The episode appears to start out like your typical episode; Clayface returns, sneaks into a building in disguise, and gets stopped by Batman.  Aside from a funny line from Alfred, nothing feels different from any Batman vs bad guy show.  But it gets interesting.  We find that not only has Hagen been growing structurally unsound, but also that he is being aided by an old actress friend of his, a woman who used to act alongside him in melodramatic Hollywood pictures.  Any sense that the episode’s drama goes too over the top is quelled instantly after the viewer picks up on the various film references that begin to pop up.  Stella Bates, the name of Hagen’s accomplice, is a mishmash of the Stella from A Streetcar Named Desire and the Bates from Psycho and surely enough both of these films are referenced so it’s not a ludicrous parallel.  Take that and combine it with the fact that Stella spends her time watching old movie that she and Hagen starred in, and that the mold that she has constructed for Clayface in order to solidify himself bears resemblance to a certain Hollywood award all point to the fact that this episode is completely self aware of any film cliché it happens it use.  As soon as that clicks, the episode becomes one of the most enjoyable experiences in all of ‘Batman: the Animated Series’. 

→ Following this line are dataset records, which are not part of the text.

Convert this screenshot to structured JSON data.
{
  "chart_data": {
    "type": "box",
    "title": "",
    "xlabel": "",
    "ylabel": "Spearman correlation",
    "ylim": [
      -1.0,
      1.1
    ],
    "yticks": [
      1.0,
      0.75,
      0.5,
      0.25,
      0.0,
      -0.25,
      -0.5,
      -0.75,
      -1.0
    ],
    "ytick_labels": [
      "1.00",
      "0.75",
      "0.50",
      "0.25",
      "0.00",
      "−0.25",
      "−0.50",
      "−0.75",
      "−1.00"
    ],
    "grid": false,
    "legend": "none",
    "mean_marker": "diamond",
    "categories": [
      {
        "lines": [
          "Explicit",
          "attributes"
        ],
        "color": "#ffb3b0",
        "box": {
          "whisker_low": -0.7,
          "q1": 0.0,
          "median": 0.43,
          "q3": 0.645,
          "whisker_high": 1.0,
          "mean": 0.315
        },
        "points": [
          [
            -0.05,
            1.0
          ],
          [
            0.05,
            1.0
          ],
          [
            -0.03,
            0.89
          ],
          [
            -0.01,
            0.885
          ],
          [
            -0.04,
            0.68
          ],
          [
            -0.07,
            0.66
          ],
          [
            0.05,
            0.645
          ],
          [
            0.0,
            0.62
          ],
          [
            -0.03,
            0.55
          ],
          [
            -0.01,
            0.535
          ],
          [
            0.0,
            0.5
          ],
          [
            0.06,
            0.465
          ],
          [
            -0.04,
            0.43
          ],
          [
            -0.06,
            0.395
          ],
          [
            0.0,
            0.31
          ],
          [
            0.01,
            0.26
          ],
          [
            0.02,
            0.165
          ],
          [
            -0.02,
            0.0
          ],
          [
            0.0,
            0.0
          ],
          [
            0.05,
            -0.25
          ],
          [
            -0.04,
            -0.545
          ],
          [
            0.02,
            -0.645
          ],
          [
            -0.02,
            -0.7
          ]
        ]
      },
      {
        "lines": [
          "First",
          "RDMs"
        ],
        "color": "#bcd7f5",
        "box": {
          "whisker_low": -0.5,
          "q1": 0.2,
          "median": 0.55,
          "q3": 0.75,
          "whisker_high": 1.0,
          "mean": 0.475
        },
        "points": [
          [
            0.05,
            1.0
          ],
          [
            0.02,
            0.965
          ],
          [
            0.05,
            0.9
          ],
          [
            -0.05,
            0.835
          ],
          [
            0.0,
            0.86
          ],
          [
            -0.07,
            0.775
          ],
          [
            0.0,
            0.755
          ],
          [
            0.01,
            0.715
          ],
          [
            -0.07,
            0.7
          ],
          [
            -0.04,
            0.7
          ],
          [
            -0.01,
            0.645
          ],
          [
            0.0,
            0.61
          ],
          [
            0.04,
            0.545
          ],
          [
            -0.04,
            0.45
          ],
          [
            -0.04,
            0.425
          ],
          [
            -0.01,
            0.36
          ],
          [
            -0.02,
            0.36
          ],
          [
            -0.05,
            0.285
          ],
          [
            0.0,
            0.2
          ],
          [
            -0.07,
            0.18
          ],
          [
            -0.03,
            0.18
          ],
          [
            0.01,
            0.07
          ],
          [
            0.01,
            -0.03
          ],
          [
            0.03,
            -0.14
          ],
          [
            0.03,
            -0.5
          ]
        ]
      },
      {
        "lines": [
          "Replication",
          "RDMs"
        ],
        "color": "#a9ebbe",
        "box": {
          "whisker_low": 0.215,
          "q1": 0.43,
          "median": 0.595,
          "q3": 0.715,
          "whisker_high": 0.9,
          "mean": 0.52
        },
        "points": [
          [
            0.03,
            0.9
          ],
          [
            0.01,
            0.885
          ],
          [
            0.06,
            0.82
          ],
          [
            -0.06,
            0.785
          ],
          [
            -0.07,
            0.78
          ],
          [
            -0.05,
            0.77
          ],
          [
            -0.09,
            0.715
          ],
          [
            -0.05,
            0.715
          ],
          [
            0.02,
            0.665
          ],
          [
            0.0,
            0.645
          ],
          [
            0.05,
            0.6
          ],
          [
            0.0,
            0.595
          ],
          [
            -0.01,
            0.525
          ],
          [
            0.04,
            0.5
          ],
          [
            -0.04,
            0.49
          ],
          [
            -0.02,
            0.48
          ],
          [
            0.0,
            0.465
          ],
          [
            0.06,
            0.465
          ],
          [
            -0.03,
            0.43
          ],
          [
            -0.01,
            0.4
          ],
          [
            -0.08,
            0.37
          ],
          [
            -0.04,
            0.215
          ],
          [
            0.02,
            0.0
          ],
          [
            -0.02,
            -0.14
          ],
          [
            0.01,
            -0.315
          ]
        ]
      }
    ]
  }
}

Of course, the episode isn’t The Simpsons.  These references don’t dominate the episode, nor do they undermine the serious themes the episode deals with.  Even though the writers feel inclined to throw in humorous asides, what’s happening to Hagen is very dramatic indeed.  If ‘Feat of Clay’ showed us the transformation of a regular actor into a monster, then ‘Mudslide’ shows him deteriorating even further.  With his solidity dies his strength, and without that, not only has Hagen lost his humanity, but also he has lost any value he has ever had, both as a man and as Clayface.  While Hagen has never been likable before, this actually makes him sympathetic.  It wasn’t really depressing watching him turn into a monster; his career was already finished and he deserved it for his obsessive behavior.  Here, however, he’s not out to steal or hurt anyone; he’s really dying in a sense. 

The episode goes on to combine the over-the-top film elements with genuine sadness, as in the midst of intentionally badly scripted dialogue, Hagen falls to his apparent death.  On the surface, it’s an ordinary piece of ‘Batman’ drama, but underneath it’s a humorous look at Hollywood clichés, all of which emanate appropriately from the actor who turned into a creature that could take on any identity.  It’s also an appropriate mirror to the end of ‘Feat of Clay’.  Both episodes play with the idea that Clayface’s defeat is the equivalent of the death scene from a movie.  In ‘Feat of Clay’, he was putting on an act to mask the fact that this really was not his true end, despite the seeming seriousness of the episode’s tone.  Ironically, in ‘Mudslide, he was dead serious about his problems, but they were rooted in a story that mocked the idea of dramatic climaxes and tragic demise.  

With great animation from Studio Junio and a solid script full of rich detail, ‘Mudslide’ really is one of the better episodes of ‘Batman: the Animated Series’.  It seems that Clayface episodes lends themselves to greatness in all areas of production.